Mundraub. It was Annelie’s contribution to an on-going conversation ever since we were on our cruise. The discussion has revolved around the mansioned rich on the island hills and the poor in the markets. Being literally in the middle isn’t all that comfortable either, if you are wondering.

That particular German word came up as a remembrance of the war years “back then.” If a person stole because he or she were in dire hunger it is not a violation of the law; for Germans, this is much like English “common law.” She added to our talk the remembrance of that Sabbath when Jesus’ hungry disciples took grain from a field to eat as they were walking. The religious leaders were outraged. Not Jesus. He knew “hungry” not as a word in a biblical dictionary.

My own thoughts turned to the time when I was in graduate school in Berkley. It was the time of the “hippie.” They wore no shoes; their feet were dirty. They just did not smell like being poor. I know poor when I – well, every one who has been a rural pastor has been in situations… Most of those I saw in California were fashionable in their poverty; they romanticized it. Maybe you remember, too; it was right before the decade of the “Me” generation of the 80’s smiled its way in. Money was chic again.  

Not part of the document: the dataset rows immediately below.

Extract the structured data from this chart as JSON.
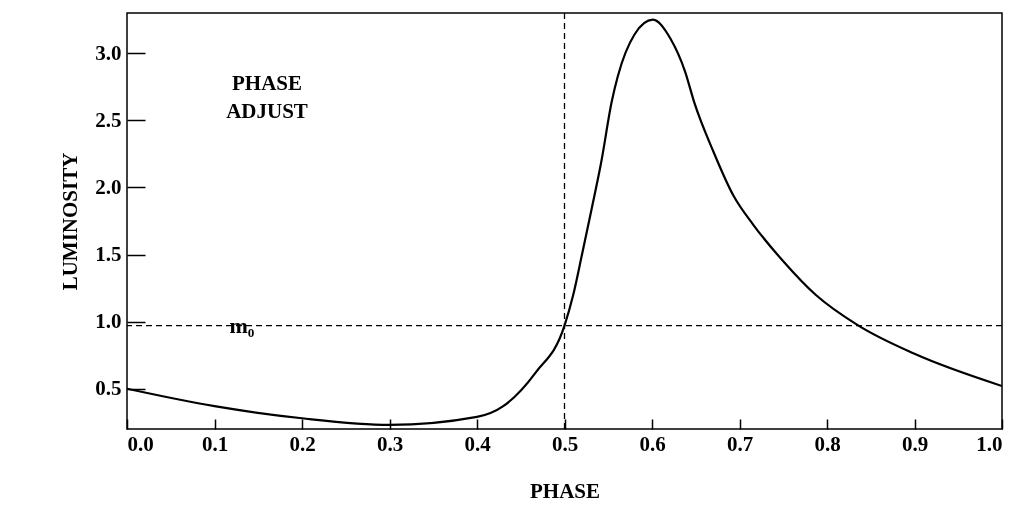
{
  "chart_data": {
    "type": "line",
    "xlabel": "PHASE",
    "ylabel": "LUMINOSITY",
    "x": [
      0,
      0.1,
      0.2,
      0.3,
      0.4,
      0.43,
      0.467,
      0.5,
      0.51,
      0.52,
      0.531,
      0.542,
      0.554,
      0.561,
      0.58,
      0.601,
      0.621,
      0.638,
      0.648,
      0.67,
      0.693,
      0.716,
      0.75,
      0.787,
      0.836,
      0.9,
      1.0
    ],
    "series": [
      {
        "color": "#000000",
        "values": [
          0.5,
          0.37,
          0.28,
          0.23,
          0.29,
          0.37,
          0.62,
          0.97,
          1.2,
          1.5,
          1.84,
          2.19,
          2.64,
          2.83,
          3.14,
          3.25,
          3.11,
          2.86,
          2.64,
          2.27,
          1.94,
          1.72,
          1.45,
          1.2,
          0.97,
          0.76,
          0.52
        ]
      }
    ],
    "xlim": [
      0,
      1
    ],
    "ylim": [
      0.2,
      3.3
    ],
    "xticks": [
      {
        "value": 0,
        "label": "0.0"
      },
      0.1,
      0.2,
      0.3,
      0.4,
      0.5,
      0.6,
      0.7,
      0.8,
      0.9,
      {
        "value": 1,
        "label": "1.0"
      }
    ],
    "yticks": [
      0.5,
      {
        "value": 1,
        "label": "1.0"
      },
      1.5,
      {
        "value": 2,
        "label": "2.0"
      },
      2.5,
      {
        "value": 3,
        "label": "3.0"
      }
    ],
    "ref_lines": [
      {
        "axis": "y",
        "value": 0.97,
        "label": "m₀",
        "line_style": "dashed"
      },
      {
        "axis": "x",
        "value": 0.5,
        "line_style": "dashed"
      }
    ],
    "annotations": [
      "PHASE\nADJUST"
    ],
    "grid": false,
    "marker": "none",
    "line_style": "solid"
  }
}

It is so instructive to go into a younger women’s store. Coming into the section with jeans there will be a display of what’s in style: nothing like sporting holes on your knees to prove you are of the “in” crowd. Have you ever wondered how that fits into the protest about paying more taxes? Those worn out looking jeans don’t come free, you know… At least rags are not a fashion statement on Christmas Eve.

It was not so on that Eve when some blue collared fellows got some one to take their security shift at the sheep fold so they could go into Bethlehem. It would not be so either with those wealthy men jolting down the hill on their camels, bringing gifts to a child they had sensed from afar was full of promise.

Annelie and I once had our chance to go to Bethlehem, too. We didn’t take it. The locals were throwing rocks that day; someone might think a few casualties were a small price to keeping the lid on for another day. Poverty was the topic and nobody was posing.

I don’t know about “peace on earth” as a reality; I would settle for just a little more sanity, wouldn’t you?